Mais c'était une composition macabre.
Je me souviens qu'il y avait un film intitulé Shining qui se téléchargeait sur mon ordinateur et lorsqu'il fut téléchargé, à la nuit tombée, je le visionnais en boucle, face à mon bureau, tout en continuant d'écrire sur mon autre ordinateur portable.

Ici, vivait dans cette maison où j'ai écrit longuement en prenant à peine des pauses pour boire le café ou fumer une cigarette, ma femme et son petit Yorkshire-Terrier, et tout s'est délabré par la suite.
En doux rêveur, je travaillais au début à me faire poète ; mais, de désillusions en désillusions, j'avais abandonné la poésie pour une succession de nouvelles. Mais ma méthode était un peu particulière : d'abord je jetais sur le papier des phrases incohérentes ou des listes de mots qui ne voulaient rien dire. Des nuits entières étaient consacrées à ce labeur, je me souviens que j'en avais parlé à mon psychiatre, et celui-ci m'avait persuadé, pendant quelques temps du moins, d'arrêter tout. Autrement j'allais, selon lui, « mal tourner. »
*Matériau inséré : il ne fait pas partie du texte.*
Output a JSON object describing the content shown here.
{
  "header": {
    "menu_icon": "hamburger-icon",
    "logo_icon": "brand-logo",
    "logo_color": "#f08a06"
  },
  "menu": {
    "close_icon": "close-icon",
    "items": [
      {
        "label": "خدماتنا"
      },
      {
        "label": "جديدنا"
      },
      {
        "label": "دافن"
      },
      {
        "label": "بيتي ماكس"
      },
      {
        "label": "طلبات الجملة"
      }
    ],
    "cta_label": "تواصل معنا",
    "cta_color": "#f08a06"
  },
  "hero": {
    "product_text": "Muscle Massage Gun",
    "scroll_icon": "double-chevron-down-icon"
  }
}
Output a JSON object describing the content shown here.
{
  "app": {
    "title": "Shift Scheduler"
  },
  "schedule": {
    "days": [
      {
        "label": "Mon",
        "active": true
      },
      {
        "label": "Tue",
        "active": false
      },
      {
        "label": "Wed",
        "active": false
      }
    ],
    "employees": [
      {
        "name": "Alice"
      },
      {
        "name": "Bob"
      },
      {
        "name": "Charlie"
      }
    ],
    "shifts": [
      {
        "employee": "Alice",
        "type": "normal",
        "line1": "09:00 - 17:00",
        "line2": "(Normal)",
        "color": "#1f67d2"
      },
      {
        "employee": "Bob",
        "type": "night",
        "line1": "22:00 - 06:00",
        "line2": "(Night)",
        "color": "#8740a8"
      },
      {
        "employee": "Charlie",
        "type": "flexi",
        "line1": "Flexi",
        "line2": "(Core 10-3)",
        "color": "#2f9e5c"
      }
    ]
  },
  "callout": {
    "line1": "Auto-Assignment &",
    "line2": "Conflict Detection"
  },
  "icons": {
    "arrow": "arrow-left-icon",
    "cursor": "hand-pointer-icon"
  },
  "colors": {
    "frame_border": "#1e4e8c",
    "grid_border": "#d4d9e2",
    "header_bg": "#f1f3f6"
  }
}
Je me souviens aussi qu'il y avait dans mon bureau un paquet de chewing-gums, des cigarettes américaines amenées de la Guerre du Pacifique où j'avais servi comme soldat sur un cuirassé. Cette épisode de ma vie m'avait traumatisé, même si je n'en parlais à personne.
Autre décor : je gardais précieusement dans une armoire fermée à clé un totem primitif, assez mystérieux puisque personne n'en voulait, et nous discutions ensemble pendant ces nuits blanches, aux heures où j'étais trop crevé pour écrire.
Côtoyant le totem, il y avait aussi une vieille épée trouvée dans une brocante, et, à cette période de ma vie où j'étais surmené par le travail, je m'amusais à escrimer dans le vide et à déchiqueter les rideaux de mon bureau. La lame semblait comme neuve et suffisamment tranchante pour tuer quelqu'un.
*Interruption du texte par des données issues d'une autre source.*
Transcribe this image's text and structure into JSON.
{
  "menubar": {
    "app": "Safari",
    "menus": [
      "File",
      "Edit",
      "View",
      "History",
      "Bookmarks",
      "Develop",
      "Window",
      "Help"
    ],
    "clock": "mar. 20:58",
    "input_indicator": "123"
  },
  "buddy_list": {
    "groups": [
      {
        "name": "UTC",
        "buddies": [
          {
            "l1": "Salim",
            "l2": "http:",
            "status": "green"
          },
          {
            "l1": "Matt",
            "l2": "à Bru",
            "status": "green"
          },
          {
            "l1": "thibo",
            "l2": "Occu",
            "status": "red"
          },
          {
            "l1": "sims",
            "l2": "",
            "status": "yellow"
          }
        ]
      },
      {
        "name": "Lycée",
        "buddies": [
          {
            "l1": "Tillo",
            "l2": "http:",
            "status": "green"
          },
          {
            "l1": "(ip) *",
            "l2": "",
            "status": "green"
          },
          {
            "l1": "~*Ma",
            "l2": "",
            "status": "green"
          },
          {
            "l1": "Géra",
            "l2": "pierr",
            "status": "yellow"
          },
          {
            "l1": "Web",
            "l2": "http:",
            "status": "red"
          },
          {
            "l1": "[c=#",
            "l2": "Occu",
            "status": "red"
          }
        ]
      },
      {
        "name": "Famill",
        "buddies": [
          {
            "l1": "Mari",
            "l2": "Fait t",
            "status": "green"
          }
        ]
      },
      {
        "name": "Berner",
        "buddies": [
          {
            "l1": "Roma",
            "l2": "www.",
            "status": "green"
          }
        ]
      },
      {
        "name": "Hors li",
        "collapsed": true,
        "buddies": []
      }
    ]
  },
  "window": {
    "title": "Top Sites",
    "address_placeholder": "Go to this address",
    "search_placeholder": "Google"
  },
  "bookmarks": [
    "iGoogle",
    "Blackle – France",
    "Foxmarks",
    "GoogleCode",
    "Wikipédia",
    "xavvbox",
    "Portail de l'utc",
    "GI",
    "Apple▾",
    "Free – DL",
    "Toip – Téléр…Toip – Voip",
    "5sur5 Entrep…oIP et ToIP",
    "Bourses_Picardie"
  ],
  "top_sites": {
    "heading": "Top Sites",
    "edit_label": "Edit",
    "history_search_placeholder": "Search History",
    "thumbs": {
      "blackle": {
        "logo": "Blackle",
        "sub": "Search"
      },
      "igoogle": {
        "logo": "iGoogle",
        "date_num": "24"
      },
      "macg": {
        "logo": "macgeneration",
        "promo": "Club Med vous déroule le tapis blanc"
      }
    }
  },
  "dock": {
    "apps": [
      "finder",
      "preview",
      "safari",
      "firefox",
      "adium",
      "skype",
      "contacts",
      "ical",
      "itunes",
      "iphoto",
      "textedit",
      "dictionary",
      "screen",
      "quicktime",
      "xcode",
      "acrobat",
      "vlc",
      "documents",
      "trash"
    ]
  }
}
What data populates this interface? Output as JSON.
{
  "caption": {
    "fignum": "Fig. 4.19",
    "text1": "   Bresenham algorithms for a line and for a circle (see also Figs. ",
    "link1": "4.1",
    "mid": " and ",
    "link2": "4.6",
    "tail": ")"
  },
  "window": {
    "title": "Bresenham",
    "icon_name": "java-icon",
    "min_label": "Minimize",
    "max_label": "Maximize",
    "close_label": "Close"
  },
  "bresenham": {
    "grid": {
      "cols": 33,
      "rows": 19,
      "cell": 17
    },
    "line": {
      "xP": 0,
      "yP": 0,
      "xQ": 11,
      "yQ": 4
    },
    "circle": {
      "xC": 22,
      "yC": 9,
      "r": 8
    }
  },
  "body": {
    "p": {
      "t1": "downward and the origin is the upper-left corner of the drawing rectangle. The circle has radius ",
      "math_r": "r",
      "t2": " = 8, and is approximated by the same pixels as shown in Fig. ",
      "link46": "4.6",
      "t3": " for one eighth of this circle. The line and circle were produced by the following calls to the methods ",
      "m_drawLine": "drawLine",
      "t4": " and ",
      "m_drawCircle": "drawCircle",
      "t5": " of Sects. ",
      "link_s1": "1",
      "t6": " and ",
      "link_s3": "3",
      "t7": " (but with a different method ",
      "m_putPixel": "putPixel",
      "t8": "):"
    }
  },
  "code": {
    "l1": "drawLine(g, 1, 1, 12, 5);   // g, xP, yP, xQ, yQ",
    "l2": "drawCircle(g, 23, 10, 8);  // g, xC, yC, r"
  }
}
Je mangeais un morceau de kouglof, toujours penché sur l'écran de l'ordinateur, lorsque ma femme vint m'interrompre une nuit ; elle me demandait de la rejoindre dans le lit, j'avais alors sacrément gueulé : je lui fis promettre de ne plus jamais me déranger la nuit, et le pacte ne fut jamais violé pendant tous ces mois où je sombrais peu à peu dans la folie.
Je connaissais à présent toutes les répliques de Shining, et dans la nuit où l'on entendait seulement le torrent à côté de la maison, je les récitais fiévreusement, à voix basse.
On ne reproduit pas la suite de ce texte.